Jika dulu usia pernikahan maksimal 30 tahun, maka kini seseorang cenderung menikah di usia di atas 30 tahun. Padahal batas usia 30an dipandang sebagai usia produktif (khususnya bagi wanita) untuk melahirkan anak. Kok malah nggak menikah? (https://ifstudies.org/blog/no-ring-no-baby)
Jadi bisa diambil kesimpulan bahwa penurunan jumlah kelahiran merupakan akibat dari menurunnya keinginan kaum muda saat ini untuk memiliki anak. Ini disebabkan karena mereka nggak siap dalam menjalin hubungan jangka panjang sebagai bentuk komitmen.
Lantas, apa penyebab fenomena sosial ini? Apakah ini hanya kebetulan atau justru ada yang mendisain-nya?
Jawaban atas pertanyaan ini sebenarnya klasik.
Mengapa?
Karena kartel sang Ndoro besar, telah lama menginginkan krisis kesuburan ini, baik itu menggunakan EDC yang menyebabkan jumlah sperma di seluruh dunia anjlok, ataupun menggunakan rekayasa sosial.
Salah satu rekayasa sosial yang digunakan adalah penggunaan pil KB di era 1960an di kalangan wanita, serta munculnya gerakan free-love yang berimbas pada bubarnya struktur keluarga yang ideal. (https://web.archive.org/web/20171212220618/http:/gender.stanford.edu/news/2011/pill-and-marriage-revolution)
Dengan rekayasa sosial ini, hegemoni perkawinan-lah yang sebenarnya mau disasar sang Ndoro besar. Tujuannya satu: orang nggak lagi memandang sakral lembaga perkawinan. (https://open.clemson.edu/cgi/viewcontent.cgi?article=1081&context=all_theses)
Menjadi masuk akal, jika kemudian tingkat perceraian meningkat drastis karena alasan free-love.
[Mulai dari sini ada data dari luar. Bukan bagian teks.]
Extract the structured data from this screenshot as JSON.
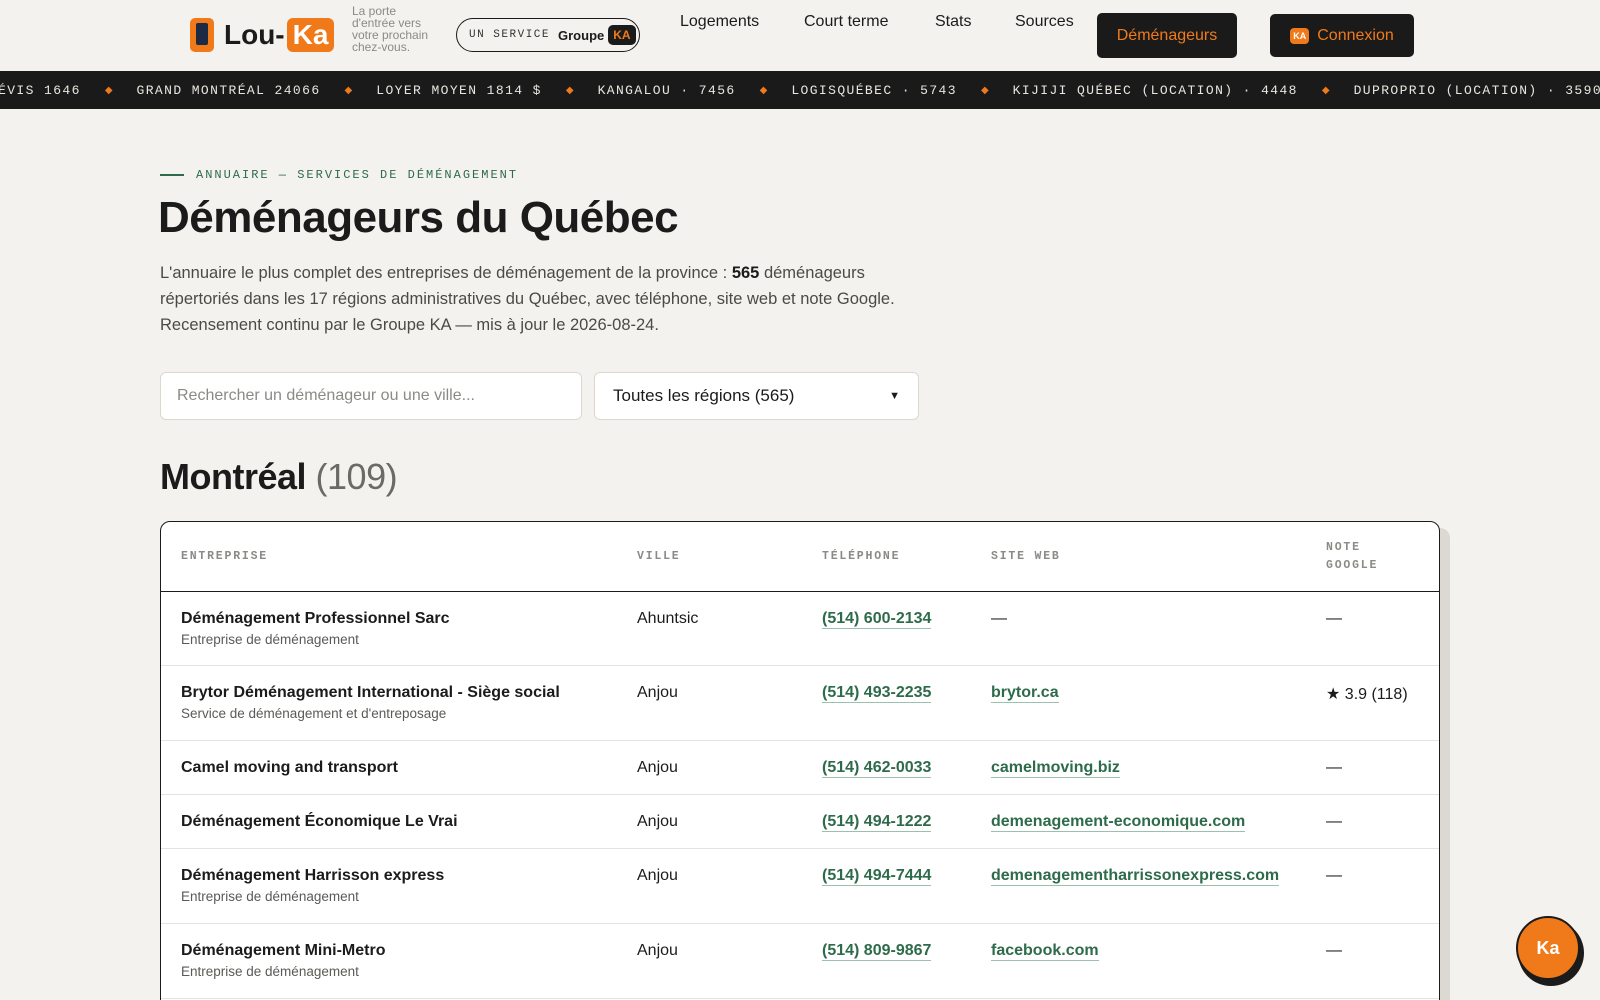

Dan ini berimbas pada menurun-nya tingkat kesbuburan dan otomatis berkurangnya angka kelahiran. (https://mainedivorcelawblog.com/why-were-there-so-many-divorces-in-the-70s/)
Apakah ini asumsi belaka?
Sosiolog sekelas Ludwig von Mises telah lama memprediksi hal ini. “Tujuan free-love yang sebenarnya adalah pembubaran lembaga keluarga,” begitu kurleb-nya. (https://mises.org/online-book/socialism-economic-and-sociological-analysis/chapter-4-social-order-and-family/5-free-love)
Pendapatnya tersebut diperkuat oleh Aaron Russo di tahun 2009 silam. “Gerakan pembebasan perempuan pada kenyataannya telah disponsori oleh Yayasan Rockefeller sebagai bagian dari rencana untuk mencapai apa yang telah diperingatkan Mises,” ungkap Russo. (https://archive.org/details/reflections-warnings-an-interview-with-aaron-russo-full)
Dengan kata lain, apa yang diprediksi Mises, belakangan dijadikan alasan pembenaran oleh sang Ndoro besar.
Selain itu, aspek rekayasa sosial lainnya adalah digitalisasi kehidupan sosial.
Maksudnya gimana?
Apakah anda tahu bahwa aplikasi kencan kini makin merebak di dunia maya? Dan ini sejalan dengan digitalisasi kehidupan yang disponsori oleh The Fourth Industrial Revolution. (https://www.octalsoftware.com/blog/dating-app-statistics)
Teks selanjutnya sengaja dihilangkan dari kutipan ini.